Beetz analysiert anhand vieler anschaulicher Beispiele aus Wissenschaft und Alltag (und auch mit witzigen Anekdoten) das intellektuelle Handwerkszeug, das wir bei Streitgesprächen einsetzen, und beendet viele seiner 8 Kapitel und 31 Abschnitte mit einer oder mehreren jener "trivialen Einsichten", die zu befolgen uns weiterbringen würde, und die zu missachten uns Streithähnen leider oft allzu nahe liegt. Da tappen wir im Eifer des Gefechts doch lieber in die eine oder andere Denkfalle. 13 Beispiele:

Mit neuen Theorien sollte man sparsam umgehen - es ist sinnvoller, eine Antwort schuldig zu bleiben als abenteuerliche Thesen aufzustellen.
"Vernünftig" ist auch ein Verhalten, das nicht am unmittelbaren Eigennutz orientiert ist.
Begehen Sie jede Dummheit möglichst nur einmal - die Auswahl ist ja groß genug.
Skalen, Maßstäbe, Normen, Dosierungen, Wertebereiche bilden wichtige Denkhilfen, denn aus Quantität kann Qualität entstehen.
Über einen "genauen" Grenzverlauf zu diskutieren ist meist sinnlos oder reine Definitionssache.
Bei der Suche nach der Wahrheit ist oft der Weg das Ziel. Genießen Sie ihn, auch wenn Sie nicht ankommen.
Reden ist Silber, Zuhören ist Gold!
Das Sein bestimmt das Bewusstsein bestimmt das Sein - und selbstbezügliche Aussagen sind oft paradox.
Die meisten komplexen und vernetzten Regelkreise sind unerforscht und werden nicht beherrscht.
Einfaches monokausales lineares Denken führt oft in die Irre - denken Sie in multikausalen Kreisläufen von Ursachen und Wirkungen!
Scheuen Sie sich nicht, Zahlen und Behauptungen durch Nachrechnen und Logik zu überprüfen.
Vorsicht mit Statistiken und Wahrscheinlichkeiten! Denken Sie genau mit, bevor Sie ihnen trauen. Aber: Dass alle Statistiken lügen, ist eine Lüge.
Der Zufall hat kein Gedächtnis.

Schön sind einige eingestreute Bonmots wie "Es ist zu spät, Pessimist zu sein." Oder: "Intelligenz ist das, was man braucht, wenn man nicht weiß, was man tun soll." Oder der oben zitierten Satz über die Dummheit.

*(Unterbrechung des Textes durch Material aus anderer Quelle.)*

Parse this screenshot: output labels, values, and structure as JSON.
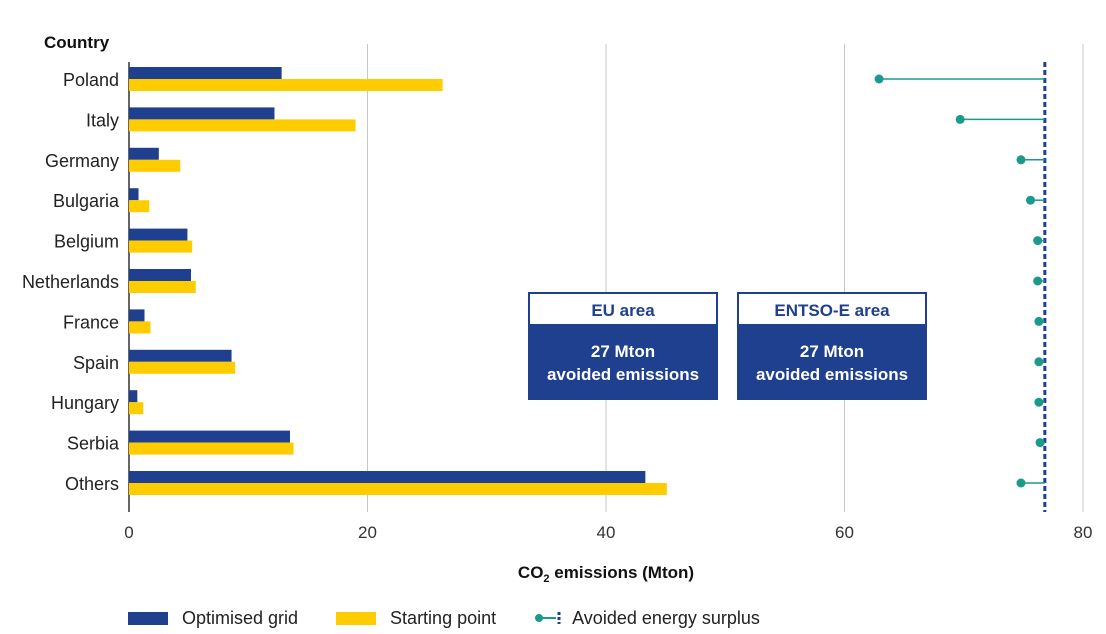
{
  "chart_data": {
    "type": "bar",
    "orientation": "horizontal",
    "ylabel": "Country",
    "xlabel_main": "CO",
    "xlabel_sub": "2",
    "xlabel_rest": " emissions (Mton)",
    "xlim": [
      0,
      80
    ],
    "xticks": [
      0,
      20,
      40,
      60,
      80
    ],
    "grid": true,
    "categories": [
      "Poland",
      "Italy",
      "Germany",
      "Bulgaria",
      "Belgium",
      "Netherlands",
      "France",
      "Spain",
      "Hungary",
      "Serbia",
      "Others"
    ],
    "series": [
      {
        "name": "Optimised grid",
        "color": "#1f3f8f",
        "values": [
          12.8,
          12.2,
          2.5,
          0.8,
          4.9,
          5.2,
          1.3,
          8.6,
          0.7,
          13.5,
          43.3
        ]
      },
      {
        "name": "Starting point",
        "color": "#ffcc00",
        "values": [
          26.3,
          19.0,
          4.3,
          1.7,
          5.3,
          5.6,
          1.8,
          8.9,
          1.2,
          13.8,
          45.1
        ]
      }
    ],
    "lollipop": {
      "name": "Avoided energy surplus",
      "color": "#1a9a8c",
      "reference": 76.8,
      "reference_color": "#1f3f8f",
      "values": [
        62.9,
        69.7,
        74.8,
        75.6,
        76.2,
        76.2,
        76.3,
        76.3,
        76.3,
        76.4,
        74.8
      ]
    },
    "legend_position": "bottom"
  },
  "boxes": [
    {
      "title": "EU area",
      "line1": "27 Mton",
      "line2": "avoided emissions"
    },
    {
      "title": "ENTSO-E area",
      "line1": "27 Mton",
      "line2": "avoided emissions"
    }
  ]
}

Besonders ausführlich geht Beetz in seinem Kapitel "Erst das Ei oder erst die Henne?" auf Ursache-Wirkungs-Beziehungen ein, die über die simple Kausalität, nach der wir so gerne suchen, hinausgehen: etwa zyklische Prozesse, bei denen die Wirkung einer Ursache selber wieder zur Ursache wird und auf die erste Ursache zurückwirkt; auf Regelkreise, Rückkopplungen, komplexe Systeme. Ein Beispiel für zyklische Prozesse ist die oben zitierte Beobachtung, dass unsere Position in der Gesellschaft zwar unser Bewusstsein prägt, aber eben auch umgekehrt unser Bewusstsein, unsere innere Haltung über unsere Position in der Gesellschaft mitbestimmt.

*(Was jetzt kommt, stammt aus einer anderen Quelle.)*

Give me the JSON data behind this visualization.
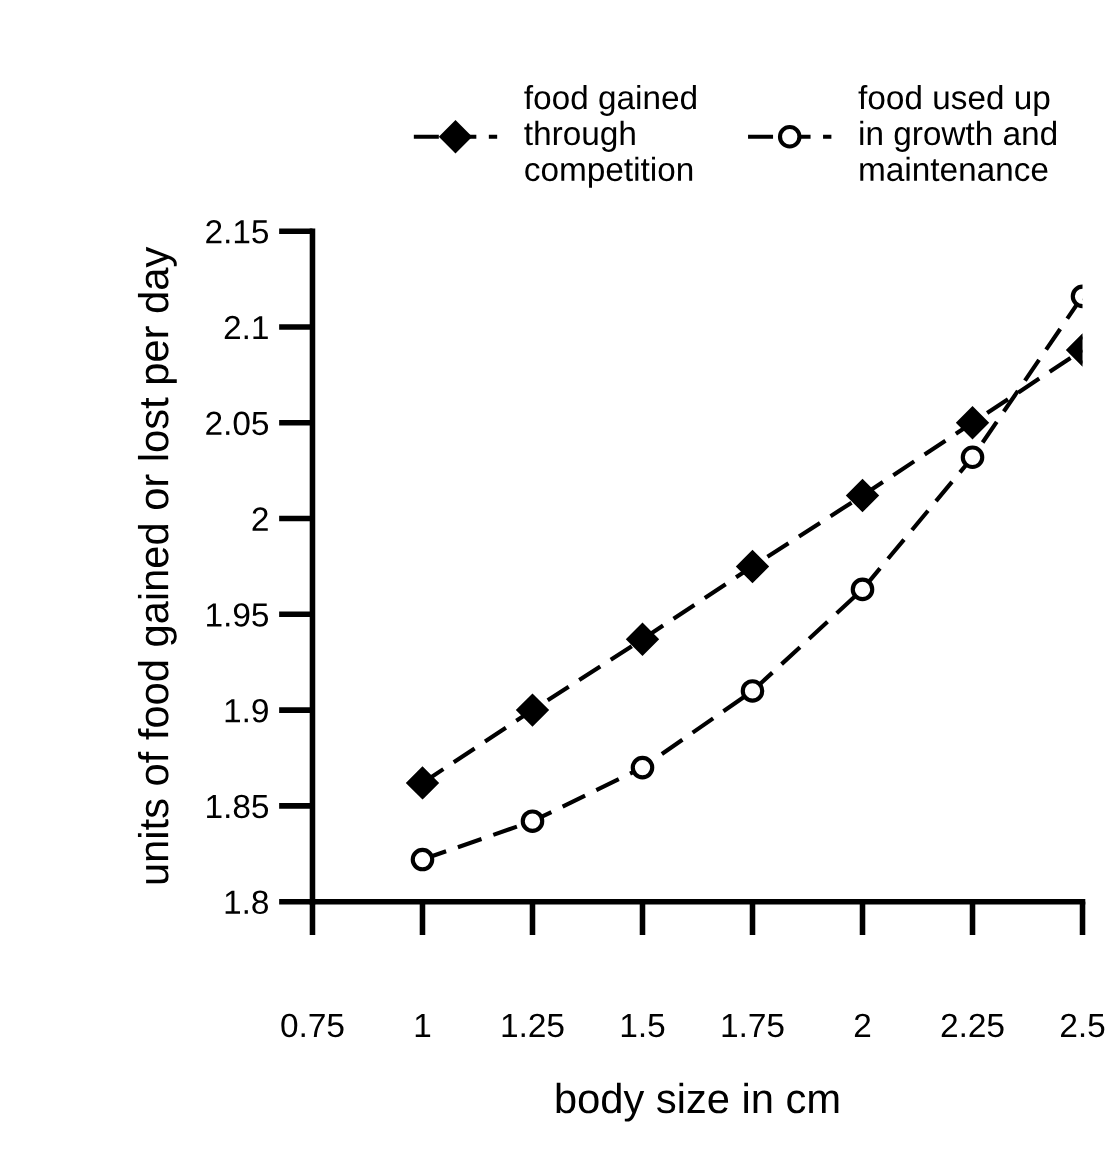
{
  "chart_data": {
    "type": "line",
    "xlabel": "body size in cm",
    "ylabel": "units of food gained or lost per day",
    "x": [
      1,
      1.25,
      1.5,
      1.75,
      2,
      2.25,
      2.5
    ],
    "series": [
      {
        "name": "food gained\nthrough\ncompetition",
        "color": "#000000",
        "values": [
          1.862,
          1.9,
          1.937,
          1.975,
          2.012,
          2.05,
          2.088
        ],
        "marker": "diamond",
        "line_style": "dashed"
      },
      {
        "name": "food used up\nin growth and\nmaintenance",
        "color": "#000000",
        "values": [
          1.822,
          1.842,
          1.87,
          1.91,
          1.963,
          2.032,
          2.116
        ],
        "marker": "circle",
        "line_style": "dashed"
      }
    ],
    "xlim": [
      0.75,
      2.5
    ],
    "xticks": [
      0.75,
      1,
      1.25,
      1.5,
      1.75,
      2,
      2.25,
      2.5
    ],
    "ylim": [
      1.8,
      2.15
    ],
    "yticks": [
      1.8,
      1.85,
      1.9,
      1.95,
      2,
      2.05,
      2.1,
      2.15
    ],
    "grid": false,
    "legend": "top"
  }
}
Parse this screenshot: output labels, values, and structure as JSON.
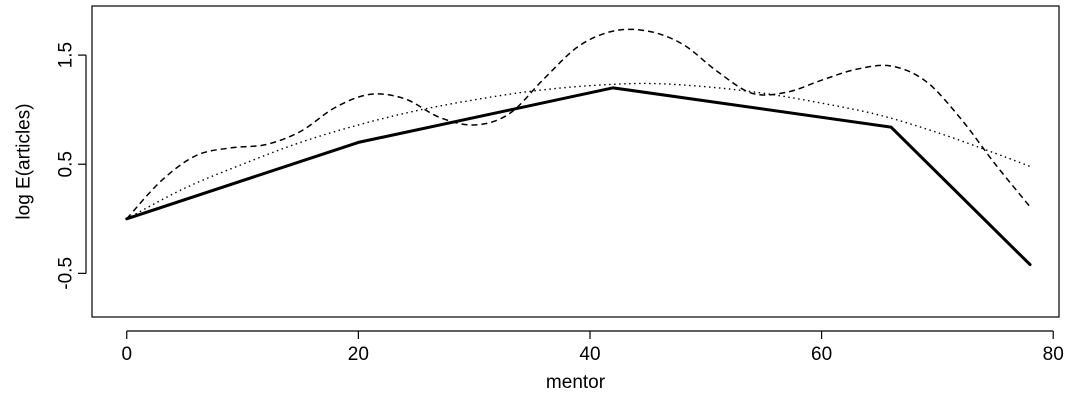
{
  "chart_data": {
    "type": "line",
    "title": "",
    "xlabel": "mentor",
    "ylabel": "log E(articles)",
    "xlim": [
      -3,
      80.5
    ],
    "ylim": [
      -0.9,
      1.95
    ],
    "x_ticks": [
      0,
      20,
      40,
      60,
      80
    ],
    "x_tick_labels": [
      "0",
      "20",
      "40",
      "60",
      "80"
    ],
    "y_ticks": [
      -0.5,
      0.5,
      1.5
    ],
    "y_tick_labels": [
      "-0.5",
      "0.5",
      "1.5"
    ],
    "grid": false,
    "legend": "none",
    "series": [
      {
        "style": "solid",
        "x": [
          0,
          20,
          42,
          66,
          78
        ],
        "y": [
          0.0,
          0.7,
          1.2,
          0.84,
          -0.42
        ]
      },
      {
        "style": "dashed",
        "x": [
          0,
          3,
          6,
          9,
          12,
          15,
          18,
          21,
          24,
          27,
          30,
          33,
          36,
          39,
          42,
          45,
          48,
          51,
          54,
          57,
          60,
          63,
          66,
          69,
          72,
          75,
          78
        ],
        "y": [
          0.0,
          0.35,
          0.58,
          0.65,
          0.68,
          0.8,
          1.02,
          1.14,
          1.1,
          0.93,
          0.86,
          0.96,
          1.28,
          1.58,
          1.72,
          1.72,
          1.6,
          1.35,
          1.15,
          1.16,
          1.27,
          1.37,
          1.4,
          1.26,
          0.92,
          0.5,
          0.11
        ]
      },
      {
        "style": "dotted",
        "x": [
          0,
          5,
          10,
          15,
          20,
          25,
          30,
          35,
          40,
          45,
          50,
          55,
          60,
          65,
          70,
          75,
          78
        ],
        "y": [
          0.0,
          0.28,
          0.5,
          0.7,
          0.86,
          0.99,
          1.09,
          1.17,
          1.22,
          1.24,
          1.21,
          1.15,
          1.06,
          0.95,
          0.79,
          0.6,
          0.48
        ]
      }
    ]
  }
}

Ein bisschen Widerspruch muss sein: So fällt Beetz in seinem Bemühen, der von allen Seiten bedrohten Vernunft zu ihrem Recht zu verhelfen, meines Erachtens zu häufig in einen simplen Gegensatz von Vernunft bzw. Verstand und Gefühlen und übersieht dabei Gelegenheiten, bei denen die beiden ungleichen Geschwister treffliche Bündnisse schmieden könnten. Auch neigt er dazu, Techniker und Naturwissenschaftler zu idealisieren - vor allem, wenn es darum geht, sich von Esoterikern und Gläubigen aller Art abzusetzen (seine Agitation gegen diese Spezies nimmt zuweilen Züge eines intellektuellen Kleinkriegs an). Da Beetz sich auf Methodenfragen spezialisiert hat, vernachlässigt er die große Problematik, welchen Themen und Fragen die Wissenschaftler mit großem Aufwand nachgehen, welchen nur mit geringem Aufwand und welchen überhaupt nicht. Sicher, dieses Thema würde ein anderes Buch füllen - aber man könnte es zumindest hier und da andeuten.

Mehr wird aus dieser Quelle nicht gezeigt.